La rivisitazione gourmet con tapenade, olive taggiasche e pomodorini secchi
La cucina regionale abruzzese annovera una grande varietà di piatti grazie alla ricchezza degli ingredienti offerti da una terra fertile e vigorosa la cui produzione agroalimentare (e vinicola) ha sempre avuto una forte spinta dalla posizione strategica del territorio. Una vasta area incuneata tra le coste dell’Adriatico e le pendici appenniniche dell’Italia centrale che culminano nelle vette del Gran Sasso e della Maiella; questa ubicazione ha sempre assicurato alla regione un’ampia e assortita conformazione orografica che, oltre a delineare le caratteristiche del clima, ha assicurato un’ampia gamma di ingredienti che nel corso degli anni hanno ottenuto importanti riconoscimenti di qualità. Oltre ad aver creato delle ricette particolarmente golose che, assai spesso sono entrate a far parte di quelle specialità apprezzate sia in ambito nazionale che a livello internazionale. Anche per quanto riguarda i primi piatti, come ad esempio i famosi spaghetti alla trappitara, un antico piatto della più genuina tradizione contadina che un tempo le popolazioni rurali consumavano all’interno dei frantoi che nel dialetto abruzzese venivano chiamati trappiti.
Nei casali di campagna tutto ruotava attorno all’area dove avveniva la trasformazione delle olive in olio extravergine e i trappitari manovravano sapientemente i grossi torchi di pietra che macinavano le olive appena raccolte per assaporare l’olio di prima spremitura disponibile solitamente verso metà novembre. Nella pausa pranzo le donne preparavano appunto gli spaghetti alla trappitara, un piatto veloce e gustoso condito semplicemente con acciughe, peperoni secchi, acciughe, aglio, prezzemolo e polvere di peperone dolce, oltre naturalmente ad una abbondante dose di olioevo nuovo; un’antica consuetudine che non si limitava soltanto a soddisfare le esigenze della propria schiera famigliare, ma rappresentava anche un segnale di forte convivialità nei confronti dei contadini provenienti dalle fattorie della zona (sprovviste di frantoi) che, in attesa del proprio turno per la macinatura, poteva gustare un ottimo piatto di pasta assieme alla famiglia del trappitaro.
Per la nostra ricetta abbiamo rivisitato i tradizionali spaghetti alla trappitara della tradizione abruzzese, a partire dal formato della pasta, o meglio dai formati poiché abbiamo utilizzati due tipi diversi che sottolineano ulteriormente l’importanza dell’olio nella preparazione.
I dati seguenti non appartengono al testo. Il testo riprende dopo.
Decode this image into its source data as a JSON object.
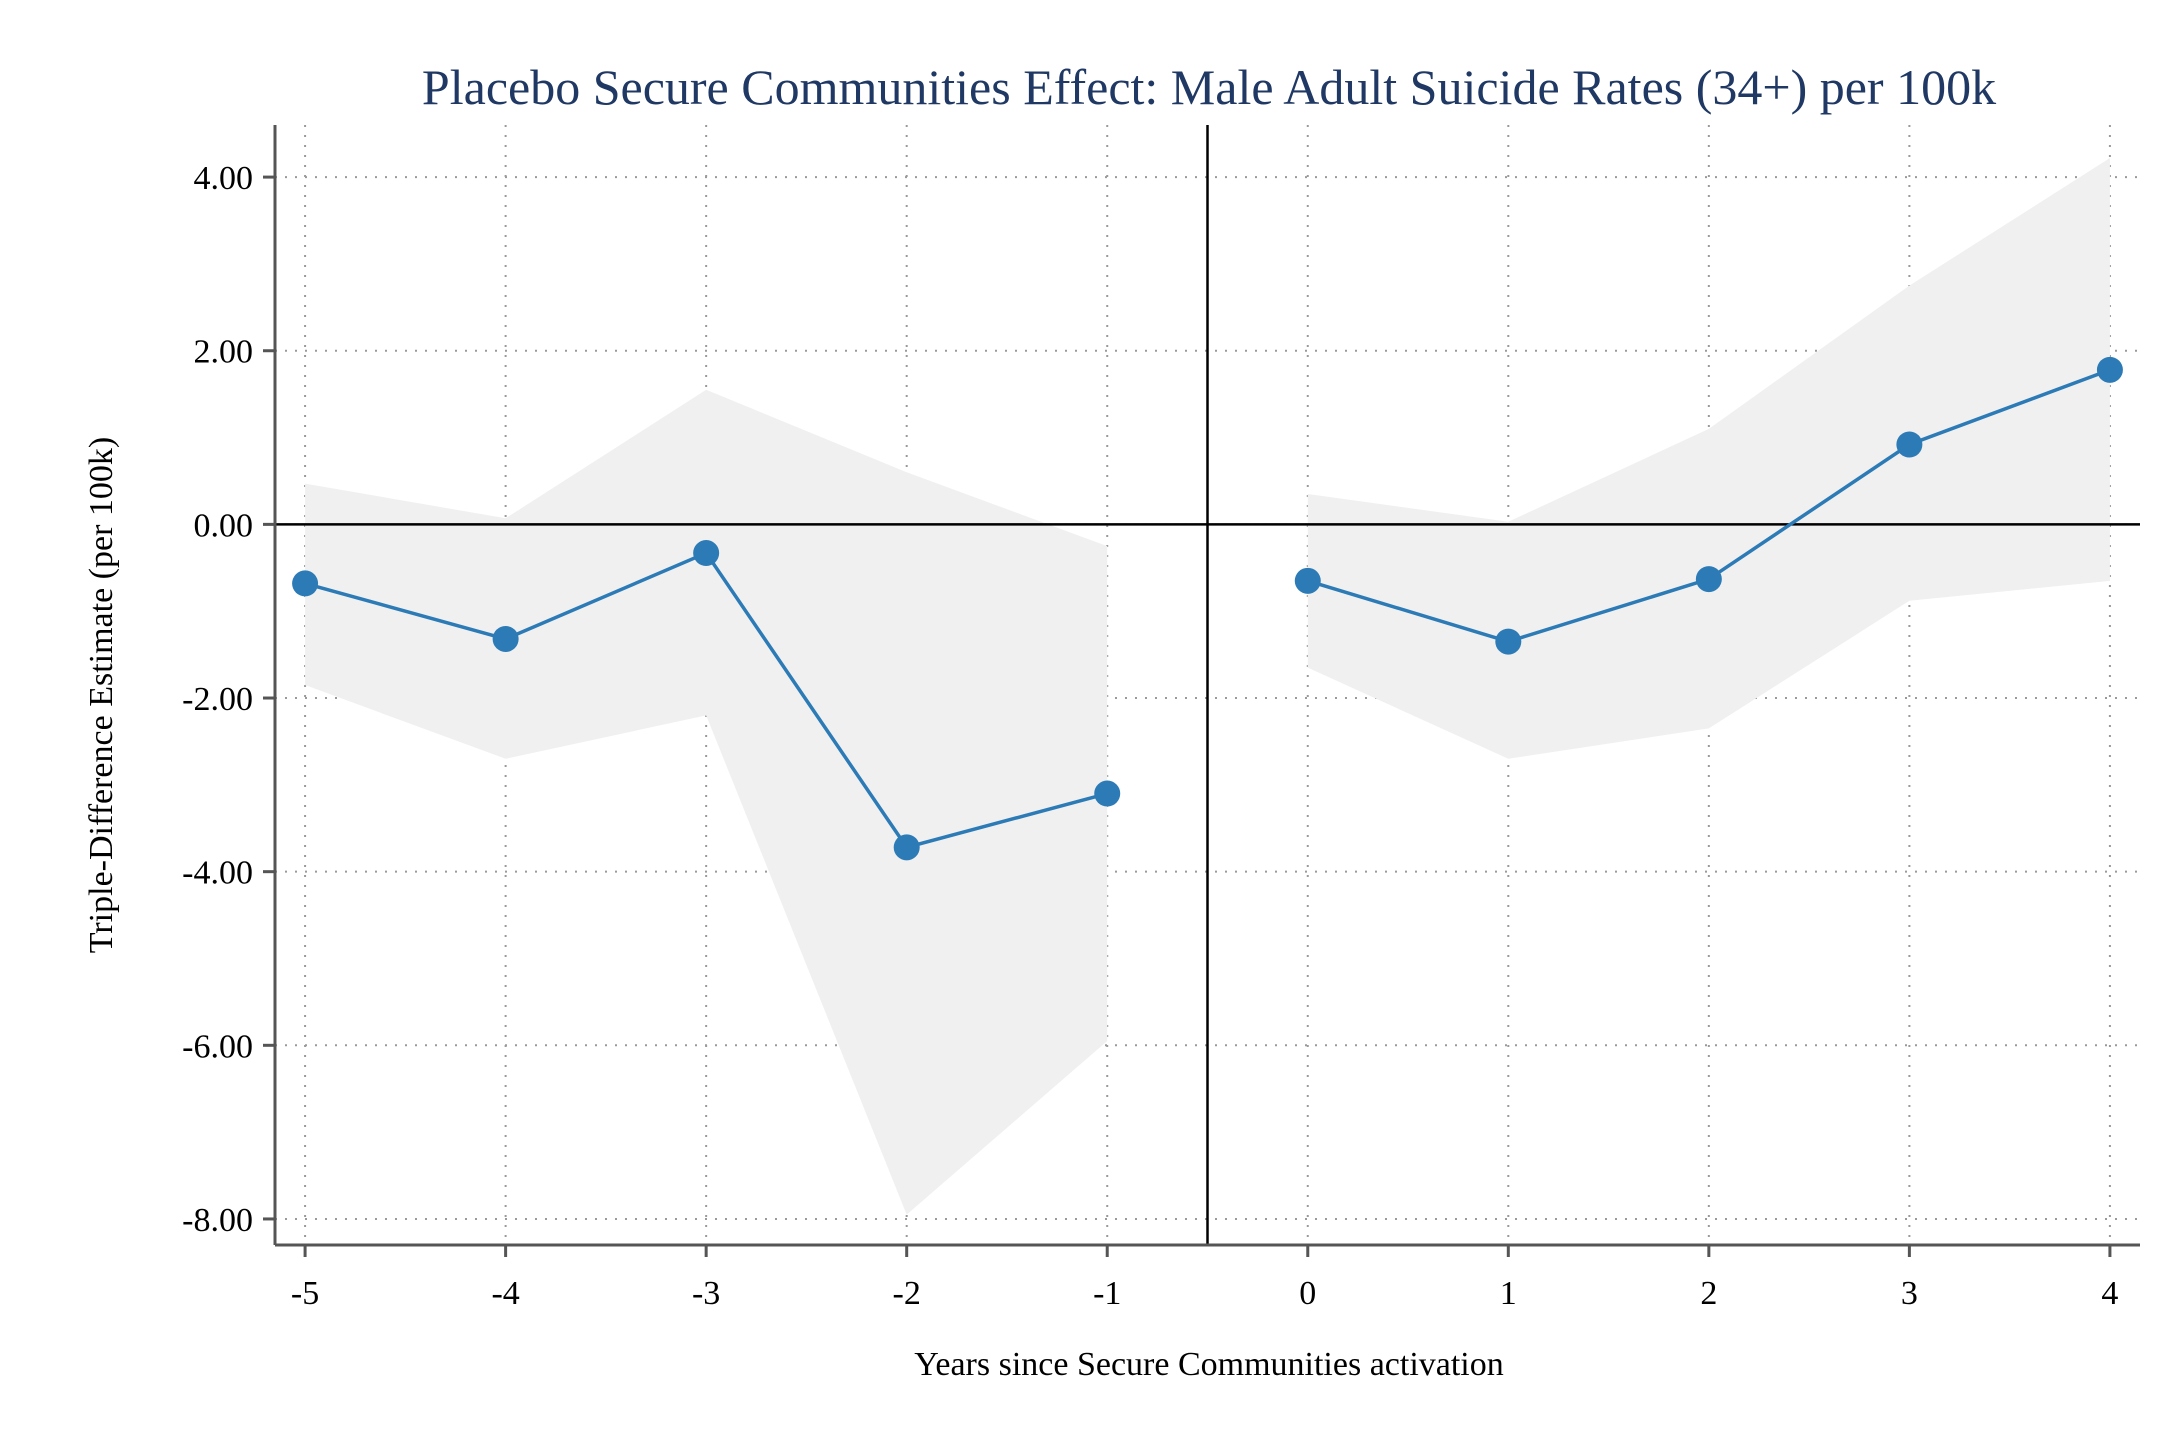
{
  "chart_data": {
    "type": "line",
    "title": "Placebo Secure Communities Effect: Male Adult Suicide Rates (34+) per 100k",
    "xlabel": "Years since Secure Communities activation",
    "ylabel": "Triple-Difference Estimate (per 100k)",
    "xlim": [
      -5.15,
      4.15
    ],
    "ylim": [
      -8.3,
      4.6
    ],
    "x_ticks": [
      "-5",
      "-4",
      "-3",
      "-2",
      "-1",
      "0",
      "1",
      "2",
      "3",
      "4"
    ],
    "y_ticks": [
      "4.00",
      "2.00",
      "0.00",
      "-2.00",
      "-4.00",
      "-6.00",
      "-8.00"
    ],
    "grid": "dotted",
    "reference_lines": {
      "horizontal_y": 0,
      "vertical_x": -0.5
    },
    "colors": {
      "series": "#2c7bb6",
      "ci_band": "#f0f0f0",
      "title": "#1f3864"
    },
    "segments": [
      {
        "x": [
          -5,
          -4,
          -3,
          -2,
          -1
        ],
        "y": [
          -0.68,
          -1.32,
          -0.33,
          -3.72,
          -3.1
        ],
        "ci_low": [
          -1.85,
          -2.7,
          -2.2,
          -7.95,
          -5.95
        ],
        "ci_high": [
          0.47,
          0.07,
          1.55,
          0.6,
          -0.25
        ]
      },
      {
        "x": [
          0,
          1,
          2,
          3,
          4
        ],
        "y": [
          -0.65,
          -1.35,
          -0.63,
          0.92,
          1.78
        ],
        "ci_low": [
          -1.65,
          -2.7,
          -2.35,
          -0.88,
          -0.65
        ],
        "ci_high": [
          0.35,
          0.03,
          1.1,
          2.75,
          4.22
        ]
      }
    ]
  }
}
Il primo è rappresentato dalle “foglie di ulivo” un tipo di pasta corta che riproduce le foglie della pianta sia nella forma che nel colore (grazie all’aggiunta di basilico nell’impasto); per il secondo la scelta è caduta sulle ruote di carro la cui struttura richiama proprio gli antichi torchi dei frantoi abruzzesi. Per il condimento, oltre a quelli tradizionali della ricetta, abbiamo aggiunto la salsa tapenade (il tipico piatto provenzale a base di olive tritate, capperi e acciughe).